Sir Richard Hadlee has expressed his shock at the sudden passing of former Australian cricketer Dean Jones, who he described as a good friend.
Jones died suddenly at the age of 59 in Mumbai last night of a suspected heart attack. He was working in India as a commentator for the Indian Premier League.
Jones played for Australia between 1984 and 1994, overlapping for a six year period with Sir Richard who retired from international cricket in 1990.
The former Black Cap pace bowler says the news took him by surprise.
"At 59 I mean that's far too young,: said Hadlee. "As a player and a competitor way back in our days in the 80s, yes we were at each other no question about that.

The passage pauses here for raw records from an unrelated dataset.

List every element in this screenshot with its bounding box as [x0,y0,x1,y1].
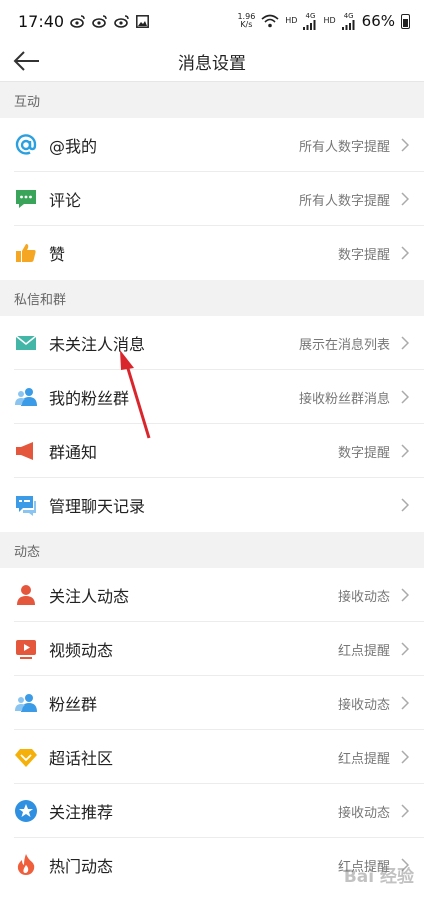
back-button[interactable] [10,44,44,78]
setting-label: 粉丝群 [49,695,98,714]
setting-row-my-fan-groups[interactable]: 我的粉丝群 接收粉丝群消息 [0,370,424,424]
gallery-icon [136,14,150,28]
signal-icon: 4G [341,11,356,30]
setting-label: 未关注人消息 [49,335,146,354]
page-title: 消息设置 [178,54,246,74]
megaphone-icon [14,439,38,463]
status-bar: 17:40 1.96 K/s HD 4G HD 4G 66% [0,0,424,42]
star-badge-icon [14,799,38,823]
setting-row-unfollowed-messages[interactable]: 未关注人消息 展示在消息列表 [0,316,424,370]
setting-value: 接收动态 [337,805,390,821]
setting-label: @我的 [49,137,98,156]
at-icon [14,133,38,157]
signal-type-2: 4G [343,11,354,20]
chevron-right-icon [398,192,412,206]
setting-label: 赞 [49,245,66,264]
section-header-interaction: 互动 [0,82,424,118]
weibo-notification-icon [114,14,130,28]
people-icon [14,385,38,409]
battery-percent: 66% [361,12,395,30]
back-arrow-icon [13,51,39,71]
chat-icon [14,493,38,517]
setting-value: 展示在消息列表 [298,337,390,353]
weibo-notification-icon [92,14,108,28]
diamond-icon [14,745,38,769]
watermark: Bai 经验 [343,867,414,887]
chevron-right-icon [398,390,412,404]
status-left: 17:40 [18,11,150,31]
comment-icon [14,187,38,211]
setting-value: 接收粉丝群消息 [298,391,390,407]
chevron-right-icon [398,588,412,602]
setting-label: 评论 [49,191,82,210]
chevron-right-icon [398,696,412,710]
hd-label-1: HD [285,16,298,25]
wifi-icon [261,14,279,28]
fans-group-icon [14,691,38,715]
battery-icon [401,13,410,29]
setting-label: 视频动态 [49,641,114,660]
setting-value: 数字提醒 [337,445,390,461]
chevron-right-icon [398,750,412,764]
setting-row-like[interactable]: 赞 数字提醒 [0,226,424,280]
signal-icon: 4G [303,11,317,30]
setting-label: 我的粉丝群 [49,389,130,408]
setting-label: 超话社区 [49,749,114,768]
setting-label: 管理聊天记录 [49,497,146,516]
chevron-right-icon [398,336,412,350]
chevron-right-icon [398,642,412,656]
setting-row-fan-group[interactable]: 粉丝群 接收动态 [0,676,424,730]
net-speed: 1.96 K/s [237,13,255,29]
setting-value: 数字提醒 [337,247,390,263]
setting-label: 群通知 [49,443,98,462]
setting-label: 关注推荐 [49,803,114,822]
chevron-right-icon [398,498,412,512]
setting-row-following-feeds[interactable]: 关注人动态 接收动态 [0,568,424,622]
weibo-notification-icon [70,14,86,28]
status-time: 17:40 [18,11,65,31]
setting-row-at-me[interactable]: @我的 所有人数字提醒 [0,118,424,172]
setting-value: 红点提醒 [337,751,390,767]
video-icon [14,637,38,661]
hd-label-2: HD [323,16,336,25]
setting-row-video-feeds[interactable]: 视频动态 红点提醒 [0,622,424,676]
net-speed-unit: K/s [240,20,253,29]
chevron-right-icon [398,804,412,818]
setting-value: 所有人数字提醒 [298,139,390,155]
setting-row-manage-chat-history[interactable]: 管理聊天记录 [0,478,424,532]
setting-row-super-topic[interactable]: 超话社区 红点提醒 [0,730,424,784]
signal-type-1: 4G [305,11,316,20]
chevron-right-icon [398,138,412,152]
setting-value: 所有人数字提醒 [298,193,390,209]
section-header-feeds: 动态 [0,532,424,568]
setting-row-follow-recommendations[interactable]: 关注推荐 接收动态 [0,784,424,838]
setting-value: 接收动态 [337,589,390,605]
setting-value: 接收动态 [337,697,390,713]
status-right: 1.96 K/s HD 4G HD 4G 66% [237,12,410,30]
setting-label: 关注人动态 [49,587,130,606]
title-bar: 消息设置 [0,42,424,82]
setting-row-comment[interactable]: 评论 所有人数字提醒 [0,172,424,226]
chevron-right-icon [398,246,412,260]
chevron-right-icon [398,444,412,458]
thumbs-up-icon [14,241,38,265]
setting-row-group-notices[interactable]: 群通知 数字提醒 [0,424,424,478]
section-header-messages-groups: 私信和群 [0,280,424,316]
setting-label: 热门动态 [49,857,114,876]
person-icon [14,583,38,607]
mail-icon [14,331,38,355]
flame-icon [14,853,38,877]
setting-value: 红点提醒 [337,643,390,659]
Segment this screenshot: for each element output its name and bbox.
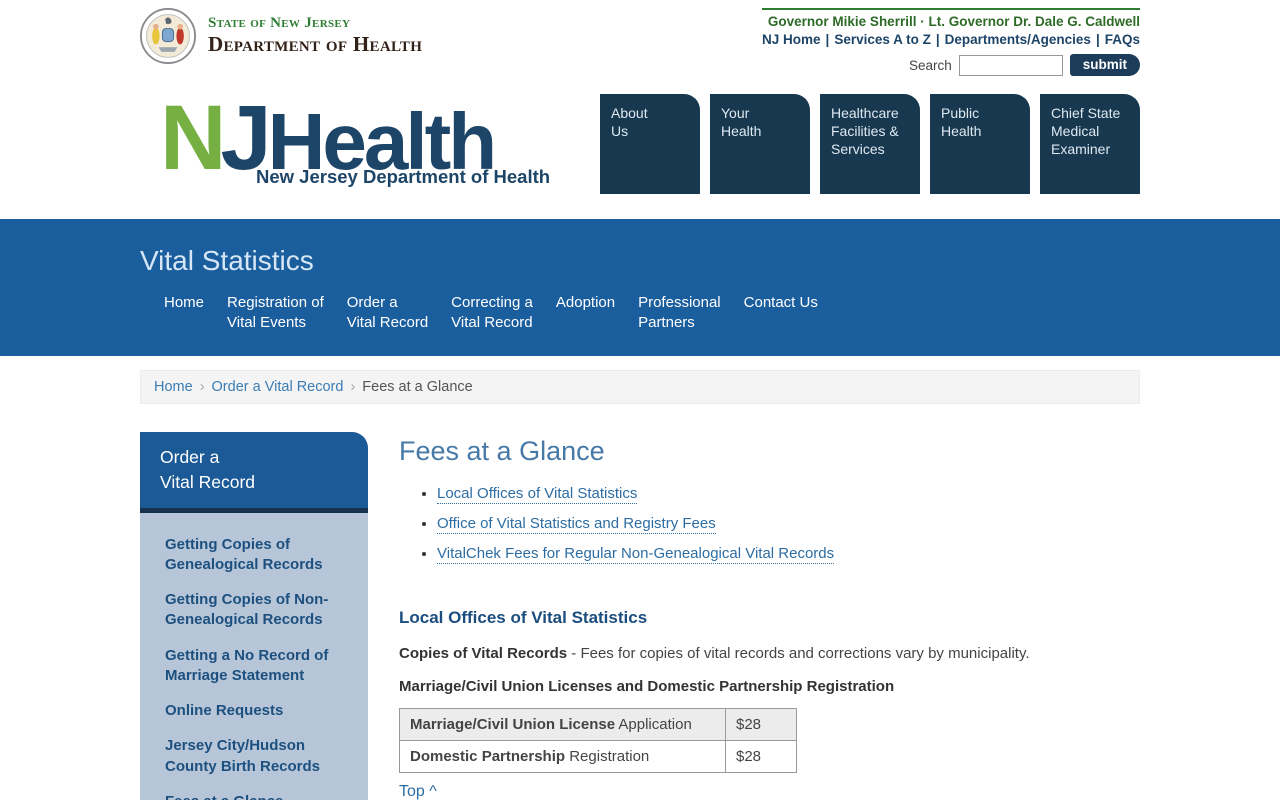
back-to-top-link[interactable]: Top ^ bbox=[399, 783, 437, 800]
section-nav: Home Registration of Vital Events Order … bbox=[164, 293, 1140, 334]
toc-link-vitalchek-fees[interactable]: VitalChek Fees for Regular Non-Genealogi… bbox=[437, 545, 835, 564]
toc-item: Local Offices of Vital Statistics bbox=[437, 485, 1140, 504]
tab-your-health[interactable]: Your Health bbox=[710, 94, 810, 194]
nav-correcting-a-vital-record[interactable]: Correcting a Vital Record bbox=[451, 293, 533, 334]
logo-tagline: New Jersey Department of Health bbox=[256, 166, 551, 187]
pipe-separator: | bbox=[825, 32, 830, 47]
fee-item-cell: Marriage/Civil Union License Application bbox=[399, 708, 726, 741]
agency-branding[interactable]: State of New Jersey Department of Health bbox=[140, 8, 422, 64]
search-submit-button[interactable]: submit bbox=[1069, 54, 1140, 76]
nj-health-logo[interactable]: NJHealth New Jersey Department of Health bbox=[160, 92, 550, 187]
link-faqs[interactable]: FAQs bbox=[1105, 32, 1140, 47]
breadcrumb: Home › Order a Vital Record › Fees at a Glan… bbox=[140, 370, 1140, 404]
table-row: Marriage/Civil Union License Application… bbox=[399, 708, 797, 741]
sidebar-item-fees-at-a-glance[interactable]: Fees at a Glance bbox=[165, 792, 352, 800]
link-services-a-to-z[interactable]: Services A to Z bbox=[834, 32, 931, 47]
nav-order-a-vital-record[interactable]: Order a Vital Record bbox=[347, 293, 428, 334]
fee-item-rest: Registration bbox=[565, 748, 650, 765]
fee-item-bold: Marriage/Civil Union License bbox=[410, 716, 616, 733]
search-label: Search bbox=[908, 57, 952, 73]
breadcrumb-separator: › bbox=[350, 379, 356, 395]
breadcrumb-separator: › bbox=[199, 379, 205, 395]
intro-bold-copies-of-vital-records: Copies of Vital Records bbox=[399, 645, 568, 662]
nav-registration-of-vital-events[interactable]: Registration of Vital Events bbox=[227, 293, 324, 334]
toc-link-office-of-vital-statistics-fees[interactable]: Office of Vital Statistics and Registry … bbox=[437, 515, 716, 534]
primary-tabs: About Us Your Health Healthcare Faciliti… bbox=[600, 94, 1140, 194]
nav-home[interactable]: Home bbox=[164, 293, 204, 334]
page-title: Fees at a Glance bbox=[399, 436, 605, 466]
fee-item-rest: Application bbox=[615, 716, 692, 733]
fees-table: Marriage/Civil Union License Application… bbox=[399, 708, 797, 773]
nav-professional-partners[interactable]: Professional Partners bbox=[638, 293, 721, 334]
fee-item-bold: Domestic Partnership bbox=[410, 748, 566, 765]
pipe-separator: | bbox=[1095, 32, 1100, 47]
toc-item: Office of Vital Statistics and Registry … bbox=[437, 515, 1140, 534]
toc-list: Local Offices of Vital Statistics Office… bbox=[437, 485, 1140, 564]
sidebar-item-no-record-of-marriage[interactable]: Getting a No Record of Marriage Statemen… bbox=[165, 646, 352, 687]
sidebar-header-order-a-vital-record[interactable]: Order a Vital Record bbox=[140, 432, 368, 513]
toc-item: VitalChek Fees for Regular Non-Genealogi… bbox=[437, 545, 1140, 564]
header: State of New Jersey Department of Health… bbox=[140, 0, 1140, 206]
subheading-marriage-civil-union: Marriage/Civil Union Licenses and Domest… bbox=[399, 678, 895, 695]
breadcrumb-current-page: Fees at a Glance bbox=[362, 379, 473, 395]
main-content: Fees at a Glance Local Offices of Vital … bbox=[399, 432, 1140, 800]
fee-item-cell: Domestic Partnership Registration bbox=[399, 740, 726, 773]
pipe-separator: | bbox=[935, 32, 940, 47]
nav-adoption[interactable]: Adoption bbox=[556, 293, 615, 334]
nav-contact-us[interactable]: Contact Us bbox=[744, 293, 818, 334]
sidebar-menu: Getting Copies of Genealogical Records G… bbox=[140, 512, 368, 800]
fee-amount-cell: $28 bbox=[725, 708, 797, 741]
breadcrumb-home[interactable]: Home bbox=[154, 379, 193, 395]
toc-link-local-offices[interactable]: Local Offices of Vital Statistics bbox=[437, 485, 638, 504]
intro-paragraph: Copies of Vital Records - Fees for copie… bbox=[399, 645, 1140, 662]
sidebar-item-online-requests[interactable]: Online Requests bbox=[165, 701, 352, 721]
tab-chief-state-medical-examiner[interactable]: Chief State Medical Examiner bbox=[1040, 94, 1140, 194]
sidebar: Order a Vital Record Getting Copies of G… bbox=[140, 432, 368, 800]
search-input[interactable] bbox=[958, 54, 1063, 76]
sidebar-item-non-genealogical-records[interactable]: Getting Copies of Non-Genealogical Recor… bbox=[165, 590, 352, 631]
header-right: Governor Mikie Sherrill · Lt. Governor D… bbox=[762, 8, 1140, 76]
nj-state-seal-icon bbox=[140, 8, 196, 64]
tab-public-health[interactable]: Public Health bbox=[930, 94, 1030, 194]
state-of-nj-label: State of New Jersey bbox=[208, 15, 351, 31]
breadcrumb-order-a-vital-record[interactable]: Order a Vital Record bbox=[212, 379, 344, 395]
link-departments-agencies[interactable]: Departments/Agencies bbox=[945, 32, 1091, 47]
logo-letter-n: N bbox=[160, 87, 226, 189]
sidebar-item-jersey-city-hudson-county[interactable]: Jersey City/Hudson County Birth Records bbox=[165, 736, 352, 777]
section-banner: Vital Statistics Home Registration of Vi… bbox=[0, 219, 1280, 356]
sidebar-item-genealogical-records[interactable]: Getting Copies of Genealogical Records bbox=[165, 535, 352, 576]
section-title: Vital Statistics bbox=[140, 245, 314, 276]
governor-line[interactable]: Governor Mikie Sherrill · Lt. Governor D… bbox=[762, 14, 1140, 29]
fee-amount-cell: $28 bbox=[725, 740, 797, 773]
table-row: Domestic Partnership Registration $28 bbox=[399, 740, 797, 773]
tab-about-us[interactable]: About Us bbox=[600, 94, 700, 194]
intro-rest: - Fees for copies of vital records and c… bbox=[567, 645, 1030, 662]
section-heading-local-offices: Local Offices of Vital Statistics bbox=[399, 608, 648, 627]
quick-links: NJ Home | Services A to Z | Departments/Agen… bbox=[762, 32, 1140, 47]
tab-healthcare-facilities-services[interactable]: Healthcare Facilities & Services bbox=[820, 94, 920, 194]
link-nj-home[interactable]: NJ Home bbox=[762, 32, 821, 47]
department-of-health-label: Department of Health bbox=[208, 32, 423, 56]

"We had some good contests on the field, but off the field we had mutual respect and over 30 odd years we developed a wonderful friendship, we did a lot of gigs together, we took the mickey out of each other. [We] had Christmas day with him actually last Christmas at his home in Romsey.
"That's the type of fella he was, he just had a lot of respect for other players, he engaged him. Just loved cricket, not only as a player but as a commentator, as a coach.
"At his home he's got part of the MCG playing outfield as part of his lawn, so that just shows you how much he loves cricket."
Jones played for Australia in 52 tests and 164 one-day internationals. He was known as a pioneering batsman in the 50 over game, as well as having impressive speed and fielding qualities - ones Hadlee took notice of.
"He was a great batsman in test cricket and a wonderful one day player, and I think he set the benchmark in one day cricket actually, more for his running between the wickets. He was so fast, stole a lot of runs and always had a smile on his face when he got to the other end.
"In our engagements we didn't say much of anything; I can't recall having a verbal stoush or anything like that. There was always a look, a nod, a wink, a glare and that's intimidation in itself."
"He said to me 'If you had bowled to me you wouldn't have gotten 400 test wickets'."